The Communique from the recent Meeting of Finance Ministers in Sydney was in much the same vein as all the others. It's hard to find a single word to disagree with. A commitment to "develop ambitious but realistic policies to lift collective GDP by 2% above the trajectory implied by current policies over the coming five years" is admirable. But apart from acknowledging the well-understood structural reform that needs to be progressed to achieve increased investment, a lift to employment and participation, enhanced trade and greater competition, there is a paucity of detail. To be fair, there is still hope that the forthcoming Brisbane Action Plan will contain that detail. Fingers crossed.
I've commented in the past that the challenge with commitments made on the global stage at G20 forums is for the Finance Ministers and Leaders to turn those commitments into policy action at home. That's where the political reality of implementing what will most likely be unpopular and costly structural reform puts a brake on policy action.

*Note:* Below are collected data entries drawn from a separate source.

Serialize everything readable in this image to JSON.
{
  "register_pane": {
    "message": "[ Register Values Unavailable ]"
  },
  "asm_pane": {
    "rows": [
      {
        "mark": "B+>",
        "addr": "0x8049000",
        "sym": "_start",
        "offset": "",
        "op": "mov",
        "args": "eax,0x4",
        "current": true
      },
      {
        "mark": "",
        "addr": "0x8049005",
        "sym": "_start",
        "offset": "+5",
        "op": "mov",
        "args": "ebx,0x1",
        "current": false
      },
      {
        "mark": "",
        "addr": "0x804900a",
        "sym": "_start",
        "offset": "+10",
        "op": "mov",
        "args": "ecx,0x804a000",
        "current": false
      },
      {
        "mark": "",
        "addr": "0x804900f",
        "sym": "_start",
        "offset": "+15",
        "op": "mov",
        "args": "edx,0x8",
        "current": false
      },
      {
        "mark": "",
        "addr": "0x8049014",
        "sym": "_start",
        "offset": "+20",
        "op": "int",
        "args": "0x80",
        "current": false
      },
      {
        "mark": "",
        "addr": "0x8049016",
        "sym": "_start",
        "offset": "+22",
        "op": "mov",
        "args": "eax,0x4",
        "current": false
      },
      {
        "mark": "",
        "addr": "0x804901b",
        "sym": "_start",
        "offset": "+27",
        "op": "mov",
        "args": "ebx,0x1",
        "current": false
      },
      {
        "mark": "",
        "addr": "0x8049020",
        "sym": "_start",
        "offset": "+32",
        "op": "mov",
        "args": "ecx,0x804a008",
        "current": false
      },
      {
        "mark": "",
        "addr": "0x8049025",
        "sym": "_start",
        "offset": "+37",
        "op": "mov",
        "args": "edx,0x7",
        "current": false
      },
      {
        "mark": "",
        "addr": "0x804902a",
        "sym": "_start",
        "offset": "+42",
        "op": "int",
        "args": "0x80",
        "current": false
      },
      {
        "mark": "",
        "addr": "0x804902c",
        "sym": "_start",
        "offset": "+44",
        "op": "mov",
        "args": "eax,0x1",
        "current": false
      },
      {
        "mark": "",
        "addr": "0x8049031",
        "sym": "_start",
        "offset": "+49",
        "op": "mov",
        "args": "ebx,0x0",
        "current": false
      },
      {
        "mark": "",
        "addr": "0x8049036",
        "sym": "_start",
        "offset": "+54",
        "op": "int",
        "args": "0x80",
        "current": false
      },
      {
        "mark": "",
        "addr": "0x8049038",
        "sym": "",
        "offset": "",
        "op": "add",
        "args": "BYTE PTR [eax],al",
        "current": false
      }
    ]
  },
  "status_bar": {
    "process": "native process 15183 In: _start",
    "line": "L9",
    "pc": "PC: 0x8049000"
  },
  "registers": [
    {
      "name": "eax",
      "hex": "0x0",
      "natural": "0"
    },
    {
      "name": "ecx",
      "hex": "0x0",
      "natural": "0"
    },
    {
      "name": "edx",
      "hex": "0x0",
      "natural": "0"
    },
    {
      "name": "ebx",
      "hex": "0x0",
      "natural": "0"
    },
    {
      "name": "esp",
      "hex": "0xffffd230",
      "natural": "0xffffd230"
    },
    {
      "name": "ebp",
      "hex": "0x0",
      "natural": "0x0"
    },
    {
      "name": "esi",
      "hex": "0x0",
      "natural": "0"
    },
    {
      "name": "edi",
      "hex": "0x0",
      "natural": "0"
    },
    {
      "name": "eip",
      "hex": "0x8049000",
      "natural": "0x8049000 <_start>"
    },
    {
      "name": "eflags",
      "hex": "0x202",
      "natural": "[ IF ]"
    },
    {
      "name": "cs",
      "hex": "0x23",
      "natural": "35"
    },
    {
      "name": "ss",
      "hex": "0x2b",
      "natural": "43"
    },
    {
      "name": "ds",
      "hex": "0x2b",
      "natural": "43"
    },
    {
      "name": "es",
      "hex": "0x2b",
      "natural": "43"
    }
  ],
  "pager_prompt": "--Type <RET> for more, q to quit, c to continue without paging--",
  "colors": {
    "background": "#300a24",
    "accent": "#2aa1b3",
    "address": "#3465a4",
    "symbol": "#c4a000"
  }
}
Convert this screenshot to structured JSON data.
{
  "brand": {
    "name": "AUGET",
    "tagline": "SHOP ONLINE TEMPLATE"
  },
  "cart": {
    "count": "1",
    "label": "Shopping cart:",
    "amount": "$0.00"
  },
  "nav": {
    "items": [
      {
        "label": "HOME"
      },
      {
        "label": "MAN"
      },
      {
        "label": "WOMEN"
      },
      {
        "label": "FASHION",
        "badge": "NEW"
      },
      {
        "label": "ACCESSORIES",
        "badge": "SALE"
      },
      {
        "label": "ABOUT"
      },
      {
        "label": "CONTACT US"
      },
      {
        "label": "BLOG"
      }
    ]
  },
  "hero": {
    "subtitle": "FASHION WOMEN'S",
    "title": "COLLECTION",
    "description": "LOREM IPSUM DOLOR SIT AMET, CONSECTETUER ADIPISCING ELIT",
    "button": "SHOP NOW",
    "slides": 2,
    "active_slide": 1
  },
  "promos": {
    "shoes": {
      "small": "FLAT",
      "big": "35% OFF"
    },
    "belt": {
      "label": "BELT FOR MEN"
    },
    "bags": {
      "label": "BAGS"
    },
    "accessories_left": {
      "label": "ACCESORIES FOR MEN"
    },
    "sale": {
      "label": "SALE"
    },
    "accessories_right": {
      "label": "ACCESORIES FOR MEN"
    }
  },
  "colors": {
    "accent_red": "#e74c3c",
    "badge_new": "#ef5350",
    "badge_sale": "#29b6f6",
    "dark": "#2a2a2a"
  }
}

The discussion at this forum that was going to be of most immediate interest was monetary policy and in particular US Federal Reserve wind down of its asset purchase program and the subsequent volatility in emerging markets. The Communique endorsed the gradual normalisation of monetary policy with the timing conditional on economic growth and price stability. The eventual reduced reliance on easy monetary policy would in time be beneficial to financial stability. No disagreement from me.
The message to the emerging economies was the normalisation of monetary policy might lead to excessive volatility in asset prices and exchange rates but that the primary response to that is to further strengthen and refine domestic (i.e. their own) macroeconomic, structural and financial policy frameworks. I'm good with that message.